Kapolres mengungkapkan, kasus-kasus tersebut tersebar di beberapa wilayah, di antaranya Kecamatan Martapura, Pengaron, dan Sungai Pinang. Bahkan, di Kecamatan Sungai Pinang sudah dua kali terjadi penganiayaan yang menyebabkan korban meninggal dunia.
“Sepanjang tahun 2026 ini, ada kurang lebih lima kasus penganiayaan yang menyebabkan orang meninggal dunia. Kejadiannya ada di daerah Martapura, Pengaron, dan di Sungai Pinang ini bahkan sudah kedua kalinya terjadi,” ujar AKBP Dr. Fadli kepada awak media.
Berdasarkan hasil penyelidikan, mayoritas kasus dipicu persoalan sepele yang berkembang menjadi aksi kekerasan akibat pelaku tidak mampu mengendalikan emosi. Rasa sakit hati dan dendam menjadi motif yang paling dominan hingga berujung pada hilangnya nyawa seseorang.

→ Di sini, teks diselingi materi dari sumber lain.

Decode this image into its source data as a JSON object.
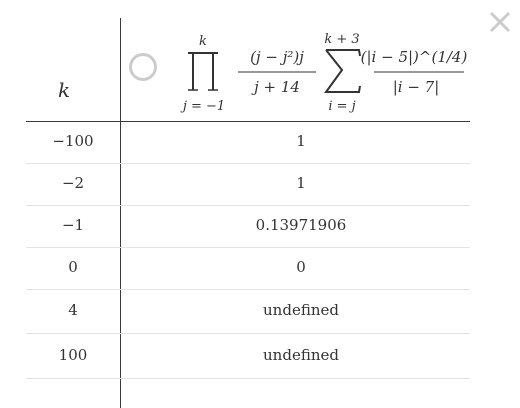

Kasus terbaru di Desa Rantau Nangka pun menjadi contoh nyata. Korban merupakan seorang perempuan yang diketahui masih bertetangga dengan pelaku.

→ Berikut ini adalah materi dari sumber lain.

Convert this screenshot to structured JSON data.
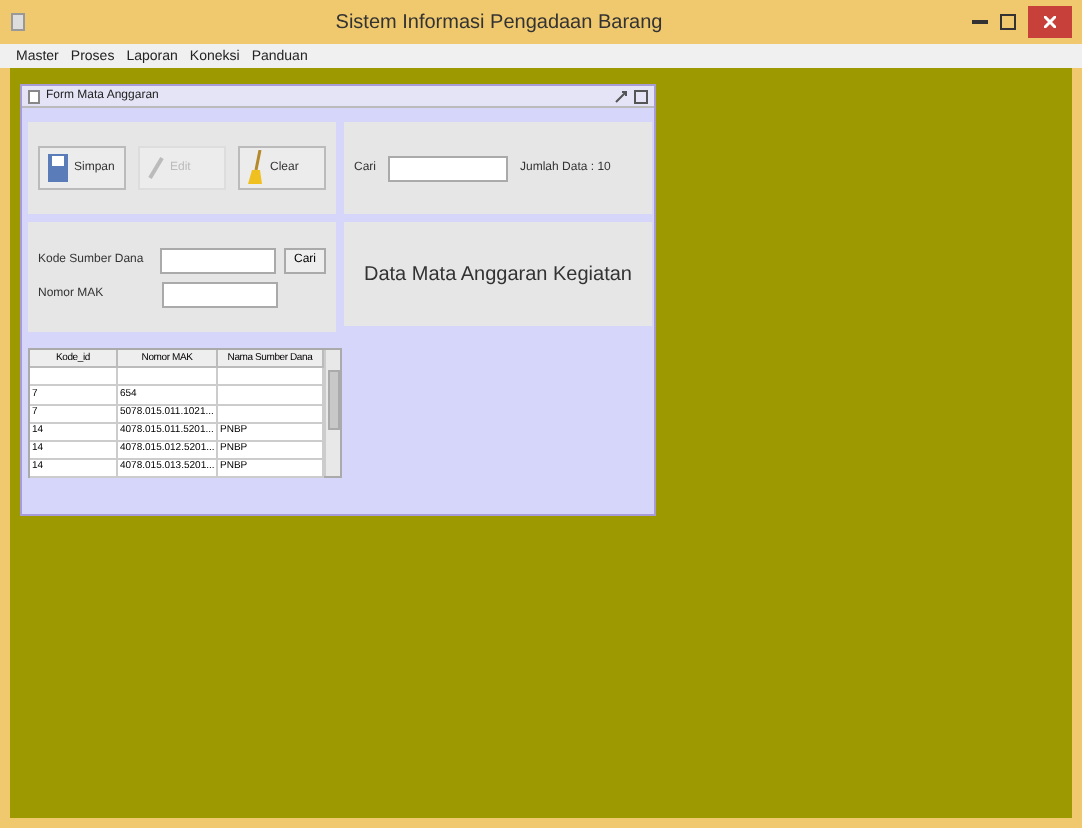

“Rata-rata motifnya karena sakit hati. Sakit hati, tidak terima, akhirnya melakukan eksekusi langsung di lapangan. Padahal, korban dan pelaku ini saling bertetangga,” jelasnya.
Melihat tren tersebut, Kapolres Banjar mengajak seluruh elemen masyarakat untuk memperkuat edukasi dan penyuluhan hukum, terutama kepada masyarakat yang berada di wilayah pelosok. Menurutnya, setiap persoalan harus diselesaikan melalui jalur hukum, bukan dengan tindakan main hakim sendiri.
“Kami sangat berharap ada penerangan hukum kepada masyarakat, khususnya yang tinggal di pelosok. Melakukan tindakan melawan hukum itu ada ancaman hukumannya, tidak boleh main hakim sendiri. Walaupun merasa sakit hati, ada prosesnya dan ada jalurnya untuk memproses masalah pribadi,” tegasnya.
Fadli menambahkan, upaya menekan angka kejahatan tidak dapat dilakukan hanya oleh kepolisian. Dibutuhkan kolaborasi seluruh pemangku kepentingan, mulai dari tokoh masyarakat, tokoh agama, pemerintah daerah, aparat desa, hingga insan pers.
“Kalau hanya polisi yang bergerak sendiri, tentu tidak akan mampu. Perlu bantuan seluruh tokoh masyarakat, tokoh agama, pemerintah daerah dari tingkat camat hingga kepala desa, Bhabinkamtibmas, serta rekan-rekan wartawan untuk menyebarkan edukasi hukum ini,” pungkasnya.